Numa sociedade como a nossa, mas também em qualquer sociedade, múltiplas relações de poder perpassam, caracterizam, constituem o corpo social, relações estas que dependem, para se estabelecer e funcionar plenamente, da produção e da circulação de discursos de verdade. Esquema triangular: regras de direito – mecanismos de poder – efeitos de verdade. Ou ainda: regras de poder – poder dos discursos verdadeiros.

Mas a questão central, observa Foucault, passa pela relação desenvolvida historicamente entre o direito e o poder, qual seja: “o papel essencial da teoria do direito, desde a Idade Média, é o de fixar a legitimidade do poder: o problema maior, central, em torno do qual se organiza toda a teoria do direito é o problema da soberania. Dizer que o problema da soberania é o problema central do direito nas sociedades ocidentais, significa que o discurso e a técnica do direito tiveram essencialmente como função dissolver, no interior do poder, o fato da dominação, pra fazer que aparecessem no lugar dessa dominação, que se queria reduzir ou mascarar, duas coisas: de um lado, os direitos legítimos da soberania, do outro, a obrigaçao legal da obediência.

Mas Foucault quer ir além, e demonstrar como, no lugar da soberania e da obediência, surge o problema mais obscuro da dominação e da sujeição. E explica que é preciso abandonar o modelo do Leviatã, delimitado pela soberania jurídica e pela instituição do Estado para analisar o poder a partir das técnicas e táticas da dominação. Enquanto durou a

sociedade de tipo feudal, a teoria da soberania dava conta das explicações acerca da mecânica geral do poder. Mas foi nos séculos XVII e XVIII que surgiu uma nova mecânica do poder, uma das grandes invenções da sociedade burguesa, como um dos instrumentos fundamentais da implantação do capitalismo industrial e do tipo de sociedade que lhe é correlativo. Trata-se do poder “disciplinar”: “Portanto as disciplinas vão trazer um discurso que será o da regra; não o da regra jurídica derivada da soberania, mas o da regra natural, isto é, da norma. Elas definirão um código que será aquele, não da lei, mas da normalização, e elas se referirão necessariamente a um horizonte teórico que não será o edifício do direito, mas o campo das ciências humanas. E sua jurisprudência, para essas disciplinas, será a de um saber clínico.”

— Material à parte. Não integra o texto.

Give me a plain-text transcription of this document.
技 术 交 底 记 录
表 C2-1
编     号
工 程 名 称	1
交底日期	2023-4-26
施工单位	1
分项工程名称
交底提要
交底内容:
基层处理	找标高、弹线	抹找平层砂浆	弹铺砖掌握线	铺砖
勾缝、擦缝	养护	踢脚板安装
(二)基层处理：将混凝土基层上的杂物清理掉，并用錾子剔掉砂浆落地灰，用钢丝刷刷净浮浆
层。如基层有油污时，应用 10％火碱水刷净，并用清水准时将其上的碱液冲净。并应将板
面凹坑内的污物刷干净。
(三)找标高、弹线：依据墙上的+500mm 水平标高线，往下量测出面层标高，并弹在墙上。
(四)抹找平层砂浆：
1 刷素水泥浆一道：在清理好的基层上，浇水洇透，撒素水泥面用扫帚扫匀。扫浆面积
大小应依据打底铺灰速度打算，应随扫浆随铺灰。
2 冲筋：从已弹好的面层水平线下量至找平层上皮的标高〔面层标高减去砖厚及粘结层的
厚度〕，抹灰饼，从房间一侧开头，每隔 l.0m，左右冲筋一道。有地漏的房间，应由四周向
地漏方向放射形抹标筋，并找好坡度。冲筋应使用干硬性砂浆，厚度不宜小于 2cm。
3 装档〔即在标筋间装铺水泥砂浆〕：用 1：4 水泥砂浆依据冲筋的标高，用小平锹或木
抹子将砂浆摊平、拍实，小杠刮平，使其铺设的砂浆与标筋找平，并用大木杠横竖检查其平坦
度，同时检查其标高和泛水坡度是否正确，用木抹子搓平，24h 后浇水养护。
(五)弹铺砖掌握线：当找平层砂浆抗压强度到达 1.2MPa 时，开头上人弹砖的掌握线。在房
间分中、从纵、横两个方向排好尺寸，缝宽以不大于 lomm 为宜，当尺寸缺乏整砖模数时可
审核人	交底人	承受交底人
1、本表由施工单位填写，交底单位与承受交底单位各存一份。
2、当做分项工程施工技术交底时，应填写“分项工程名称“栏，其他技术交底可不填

Foucault afirma que é entre um direito da soberania e uma mecânica da disciplina, entre esses dois limites, que se pratica o exercício do poder. Mas essa composição vem sendo desequilibrada pelo avanço do poder disciplinar, que não conhece os limites da lei. Este é um problema atual, que Foucault já identificara como ponto de estrangulamento do sistema jurídico, uma vez que com a expansão dos mecanismos de disciplina, vem-se recorrendo ao velho direito da soberania, com o intuito de limitar os efeitos do poder disciplinar. Foucault sugere que devemos recorrer a um direito novo, que seria antidisciplinar, para lutar contra os mecanismos de poder disciplinares – e repressivos – em nossa sociedade.

Bibliografia FOUCAULT, M. Em Defesa da Sociedade. Martins Fontes, São Paulo, 2002. EWALD, F. Michel Foucault, Surveiller et punir.